Poor performance FBOs under Xinerama

Hello,

We’re running a five large screen setup in the control room of the CMS experiment. The machine has two GTX-970 cards and we use Xinerama to merge the five screens into a common desktop (KDE on Fedora 21). One machine drives three 2560x1440 monitors and the second one one 2560x1440 and one 3840x2160.

With Xinerama enabled, we see a really slow performance of either rendering into FBOs or of glReadPixels when we extract images from FBOs to save them as pngs – compared to the same thing running on my desktop with TwinView on a single GTX 970 it runs about 8 times slower (0.25 Hz instead of 2 Hz). I’m being vague as the real setup is 9 time zones away and my test machine here at the university got stolen, sigh.

The refresh-screen part of the event-loop:

  1. loop over views, update scene and redraw, do not swap
  2. swap buffers on all views
  3. for each view
  • render into FBO (typically smaller than screen size, pow 2 rounded (there was a bug in ATI drivers that made FBO rendering super slow otherwise))
  • copy out image data
  • run image creation in a separate thread

All GL windows reside fully on individual monitors.

Currently we use 343.36 as there were additional issues with 346.47: image captured on monitor0 of the first card gets consistently corrupted as shown in attachment [2].

I have observed another peculiarity in this setup: moving a mouse over the GL window while the event display application is running can sometimes result in a partial refresh of the GL window, as if part of the window would get clipped out.

I can prepare a tarball with the application, data, and instructions if you would be interested in giving it a spin.

Best,
Matevž

[1] NVIDIA bug report: http://uaf-2.t2.ucsd.edu/~matevz/tmp/nvidia-bug-report.log.gz
[2] Example of corrupted image: http://uaf-2.t2.ucsd.edu/~matevz/tmp/RhoPhi-corrupted.png

I prepared a tarball that should reproduce the problem:
[url]http://uaf-2.t2.ucsd.edu/~matevz/tmp/fireworks-740pre8-fc21-nv.tar.gz[/url]

There is a README.txt inside with short instructions.

Best,
Matevz

Tracking this issue under 200096167

Thanks for reporting this issue.

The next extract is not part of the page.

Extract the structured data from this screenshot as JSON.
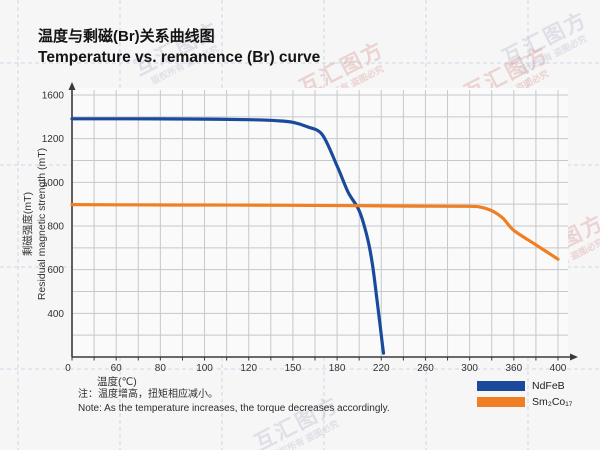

We’ve done a bit of investigation, and unfortunately slowdowns of this magnitude are somewhat expected with Xinerama, especially when using FBOs. When using Xinerama, rendering commands must be duplicated for each screen. This means if you have 5 screens, there will likely be a 5x slowdown. The roughly 8x slowdown you report is in the ballpark of that number. Some of the overhead is on the GPU side, and some is on the CPU side, so even though you’re splitting the work across 2 GPUs, the workload may be several orders of magnitude slower. FBOs are particularly problematic because the entire FBO must be updated on all GPUs. When rendering to on-screen windows, the driver can at least clip the rendering to the parts of that window visible on the given screen, eliminating some of the GPU work needed to rasterize the images. If the window is present on only one screen, even more of the GPU overhead, and sometimes all of the CPU overhead in the driver can be eliminated.

In our testing, we found we could vastly accelerate the rendering by using a combination of TwinView and Xinerama to minimize the number of times the rendering commands must be processed. We configured two X screens, one with 3 monitors and one with 2 monitors, and ran Xinerama across those two screens. Could you verify this setup provides better performance on your side as well?

At the same time, we’re investigating whether there’s anything we can do to improve the performance of FBO and Xinerama in general, but I don’t have high hopes for good results here given the nature of the problem.